Quadros are more than a name. 30-bit color output, more ram, more display port connectors, lower profile, better build quality, better drivers for pro apps. If I was running a gpu compute farm I would outfit the servers with Quadros, as they would likely handle the duress of running 100% 24/7 more than a GeForce would.
Most hobbyists wouldn’t really find those kind of benefits worth the significantly higher prices though.
Eh, I’ve used a couple different quadros, and I disagree. I use autocad extensively at work, and I notice no performance difference between running it on a quadro or on a geforce. more color depth would be nice, if I had a monitor that supports it (and irrelevant for a gpu compute farm). build quality feels pretty similar to me, never had longevity issues with my geforce running in parallel with the quadro. I haven’t been running it through 24/7 rendering, but I do use it extensively.
On the bmw benchmark, I get 3:34 on my 750ti 2gb ($125) and 2:55 on my k4200 4gb ($785). that’s 22% faster on the quadro for a 628% cost increase. Compensating for the performance difference, it’s 5 times more expensive for the same level of performance. even if there were longevity issues, just buy 5 times more geforces and throw them away when they burn out, you will still come out ahead.
I didn’t say anything about performance. GeForce and quadro are essentially the same chips except for a few obscure features disabled on the GeForce. While I have heard of performance gains in 3D apps with the Quadros, overall I’ve not noticed a huge enough difference to justify the cost difference. Many of the other advantages, however, really do matter to some people. If they don’t matter to you, then good, you will save a big chunk of money and still have what you need. My only argument is that the quadro line offers potentially important advantages depending on your needs. It’s not just a name.
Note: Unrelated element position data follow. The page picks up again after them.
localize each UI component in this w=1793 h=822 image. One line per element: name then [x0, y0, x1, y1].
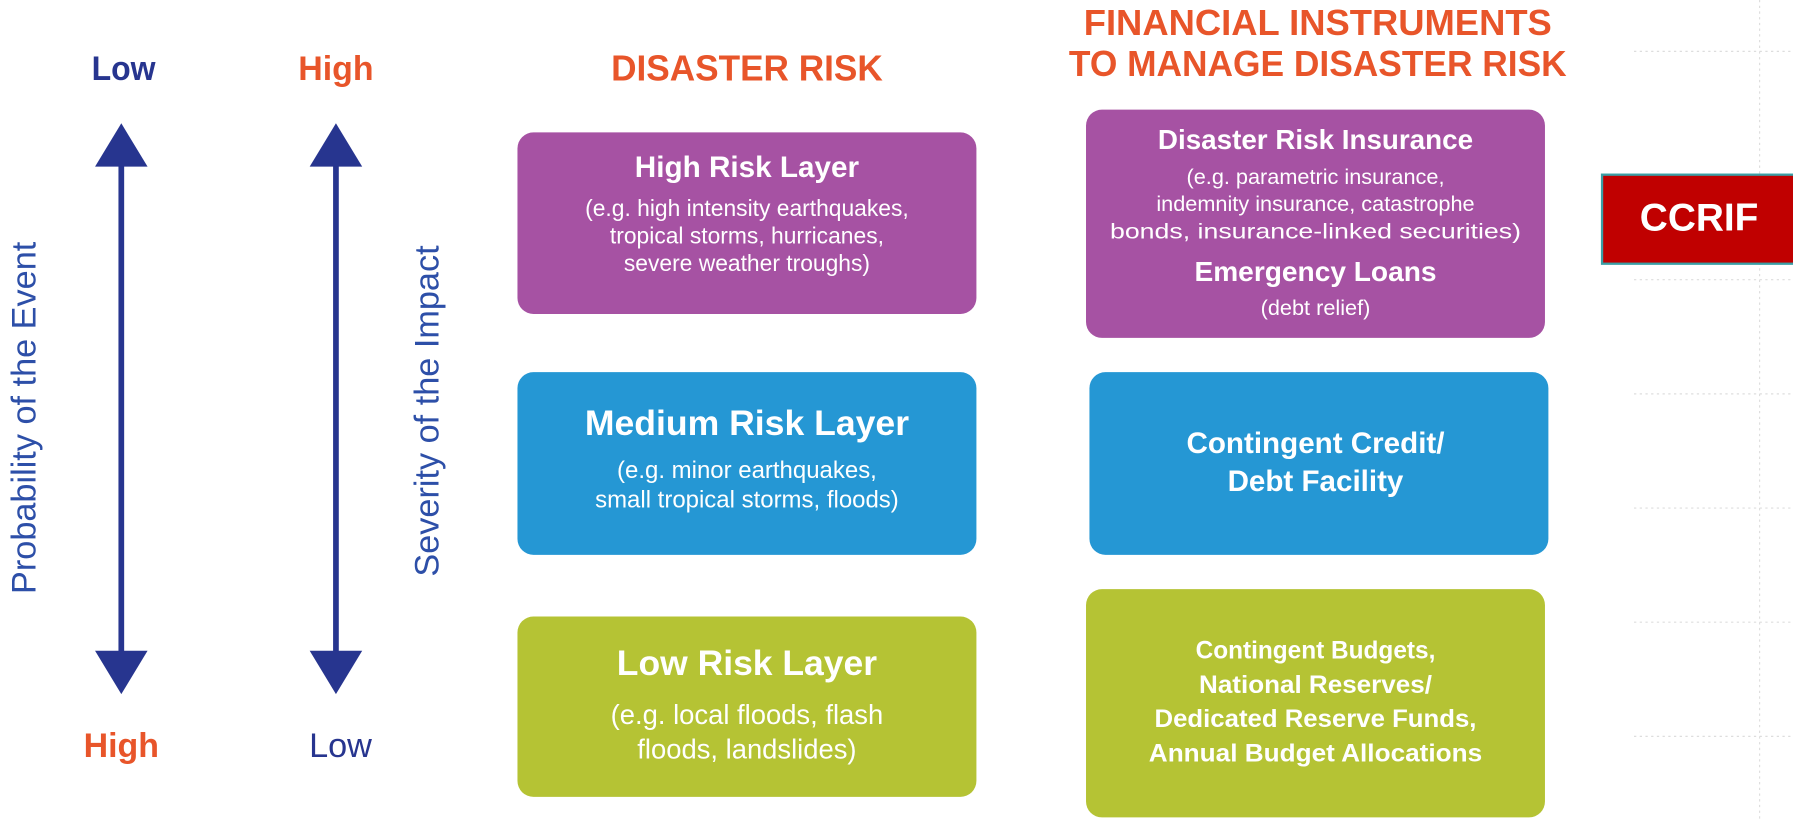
badge	[1600, 173, 1793, 265]
column-header: TO MANAGE DISASTER RISK	[1069, 43, 1567, 84]
box-text: (debt relief)	[1261, 295, 1371, 320]
axis-title: Severity of the Impact	[409, 245, 447, 577]
arrow-head	[309, 123, 363, 167]
box-text: Annual Budget Allocations	[1149, 739, 1482, 767]
column-header: FINANCIAL INSTRUMENTS	[1084, 2, 1552, 43]
axis-top-label: High	[298, 50, 373, 88]
box-title: Emergency Loans	[1194, 256, 1436, 287]
arrow-head	[95, 650, 148, 695]
axis-bottom-label: Low	[309, 727, 372, 765]
box-text: indemnity insurance, catastrophe	[1156, 191, 1474, 216]
column-header: DISASTER RISK	[611, 47, 883, 88]
risk-box	[517, 616, 977, 797]
box-text: Contingent Credit/	[1186, 427, 1444, 460]
instrument-box	[1086, 109, 1545, 338]
box-text: small tropical storms, floods)	[595, 487, 899, 514]
box-title: Disaster Risk Insurance	[1158, 124, 1473, 155]
box-text: Dedicated Reserve Funds,	[1155, 705, 1477, 733]
risk-box	[517, 132, 977, 314]
instrument-box	[1086, 589, 1545, 818]
box-text: severe weather troughs)	[624, 250, 870, 276]
risk-box	[517, 372, 977, 555]
box-text: National Reserves/	[1199, 671, 1432, 699]
box-text: Contingent Budgets,	[1196, 637, 1436, 665]
axis-bottom-label: High	[84, 727, 159, 765]
background-grid	[1634, 0, 1792, 822]
box-text: Debt Facility	[1228, 465, 1404, 498]
box-text: floods, landslides)	[637, 733, 856, 764]
box-text: (e.g. local floods, flash	[611, 699, 884, 730]
box-text: bonds, insurance-linked securities)	[1110, 219, 1521, 244]
box-title: High Risk Layer	[635, 151, 860, 184]
box-title: Low Risk Layer	[617, 644, 878, 683]
box-title: Medium Risk Layer	[585, 404, 909, 443]
arrow-head	[309, 650, 363, 695]
instrument-box	[1089, 372, 1549, 555]
axis-top-label: Low	[92, 50, 156, 88]
axis-title: Probability of the Event	[6, 241, 44, 594]
badge-text: CCRIF	[1640, 197, 1759, 240]
box-text: tropical storms, hurricanes,	[610, 222, 884, 248]
arrow-head	[95, 123, 148, 167]
box-text: (e.g. high intensity earthquakes,	[585, 195, 909, 221]
box-text: (e.g. minor earthquakes,	[617, 457, 877, 484]
box-text: (e.g. parametric insurance,	[1187, 164, 1445, 189]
From a gpu accelerated rendering standpoint (the context of this conversation) I see no benefit to invest in a Quadro. If you are considering purchasing a gpu with the intention of accelerating cycles renders, a Quadro should not be on your list.
Yes, it is more than a name, there is more than just marketing in there (though there is an awful lot of that, too). But for almost anyone on this forum, they don’t bring much to the table.
google the amd nano. last gen you needed a full tower, thanks to stacked hbm you can fit it in a mini tower. it got a 14 inch card down to about 8 inches, its 1.5 times long as it is wide. its more the result of hbm than the actual processor.with hbm even standard cards will only be twice as long as they are wide. half the card length used to be gddr5, and that can now be eliminated.
The AMD s9170 with 32gb are just coming out, but who can afford cards at 4000$ or more, and besides ram capacity, what would be the advantages of a single card that is actually slower then the gaming equivalent?
The two big highlighted answers are what may matter to you. Hopefully this settles the Quadro matter.
Only thing i didn’t read there (but i may have overlooked) is that, while they do state Quadro cards use the same chips as GTX, those are in fact downclocked to improve durability at the cost of speed.
As for the FirePro, i’ll leave that half of the googling work to you
The main thing with Quadro is that it is able to do continual renders for a long periods of time. So in an animation studio where they would have their own farm or for a farm owner that is why they would use Quadro. Titans and Geforce would just burnout where as the Quadro would keep on ticking. Longevity is the main reason why they are bought. Which was Fahr’s main point I believe.
You’re right though, for regular people it is more advantageous to get a Titan. People who buy a Quadro for personal use probably just don’t understand this and buy into the marketing.